Os mundos interior e exterior de Eliane Brum

Autora conta sobre o dia em que sua afilhada
descobriu que as pessoas também quebram e
são quebradas pela vida / maurilo clareto


Quinto livro da repórter gaúcha, 'A Menina Quebrada' reúne 64 textos que fazem refletir sobre o Brasil, o mundo e a vida que existe dentro e fora de cada um

Xandra Stefanel, RBA

“Viver, Catarina, é rearranjar nossos cacos e dar sentido aos nossos pedaços, os novos e os velhos, já que não existe a possibilidade de colar o que foi quebrado e continuar como era antes." Este trecho faz parte da crônica A Menina Quebrada, que integra e intitula o novo livro de Eliane Brum. No texto, a autora conta sobre o dia em que sua afilhada, a pequena Catarina, descobriu, atônita, que as pessoas também quebram − e são quebradas pela vida.
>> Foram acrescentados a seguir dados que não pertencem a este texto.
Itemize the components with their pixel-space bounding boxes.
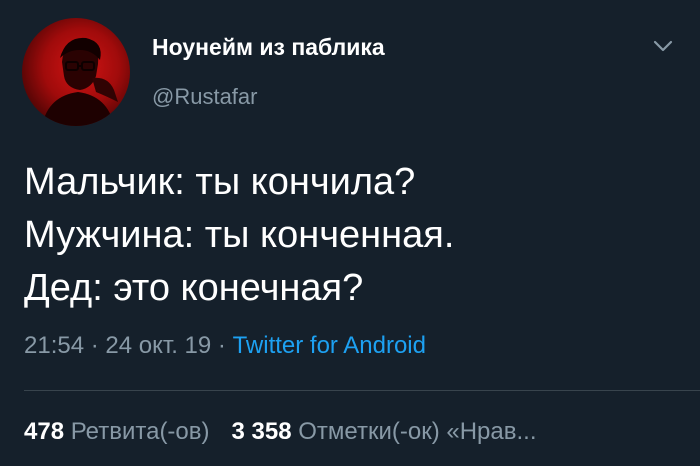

A tristeza com que a Eliane descreve o arrependimento que teve quando mentiu à criança que a menina quebrada logo voltaria a "ser como era antes" é tocante. "E, se as meninas quebram, você também pode quebrar. E vai, Catarina. Vai quebrar. Talvez não a perna, mas outras partes de você. Membros invisíveis podem fraturar em tantos pedaços quanto uma perna ou um braço. E doer muito mais. E doem mais quando são outros que quebram você, às vezes pelas suas costas, em outras fazendo um afago, em geral contando mentiras ou inventando verdades. Gente cheia de medo, Catarina, que tem tanto pavor de quebrar, que quebram outros para manter a ilusão de que são indestrutíveis e podem controlar o curso da vida."

Assim como este, os outros 63 textos do livro foram publicados no site da revista Época de junho de 2009 a janeiro de 2013. A compilação lançada pela Arquipélago Editorial reúne colunas que expõem as opiniões e sentimentos da repórter sobre os mais diversos temas: infância, juventude, relações familiares, amor, prazer, imprensa, religião... Sim, a temática é bem extensa e não dá para dizer que Eliane agrada em qualquer assunto − em política, especialmente. Mas quem é capaz de agradar a todos? A proposta dela talvez seja exatamente o contrário: mais do que convencer, seus textos parecem sugerir reflexões. E, em geral, são reflexões interessantes, por mais que possam nos levar a caminhos diferentes dos que costumamos percorrer. Ou talvez exatamente por isso.

Assim como em seu segundo livro, A Vida que Ninguém Vê, Eliane conquista o leitor pela delicadeza de seu olhar e das palavras que escolhe para descrever o mundo a partir das bordas. Sua narrativa flui, natural, especialmente quando aborda o que chama de "desacontecimentos": "(...) escrevo sobre a extraordinária vida comum, sobre o cotidiano dos homens e das mulheres que tecem os dias e também o país, mas nem sempre são contados na história. Sobre aquilo que se repete e, por equívoco ou por miopia, é interpretado como banal. Ao empreender essa narrativa, busco subverter o foco, embaralhando os conceitos de centro e de periferia. Sou uma repórter de desacontecimentos", afirma no texto de apresentação.

Ao explicar o intuito do livro e de sua coluna semanal, ela vai além: "Não escrevo para apaziguar, nem a mim nem a você. Para mim só faz sentido escrever se for para desacomodar, perturbar, inquietar. Não pela polêmica fácil, pelo truque, mas pela busca honesta por compreender a época em que vivemos. Sem esquecer nem por um segundo que escrevo imersa neste tempo histórico e que as verdades são criaturas fugidias, que se escondem às vezes nas vírgulas do cotidiano".

É exatamente isso o livro A Menina Quebrada: um retrato 3x4 desses tempos etéreos e efêmeros em que, como já disse Marx, tudo o que é sólido desmancha no ar. Eliane Brum é autora dos livros de reportagem Coluna Prestes – O Avesso da Lenda, A Vida que Ninguém Vê e O Olho da Rua – Uma Repórter em Busca da Literatura da Vida Real, e do romance Uma Duas. Durante 11 anos ela trabalhou no jornal Zero Hora, de Porto Alegre, foi repórter especial de Época por dez anos e co-dirigiu os documentários Uma História Severina e Gretchen – Filme Estrada.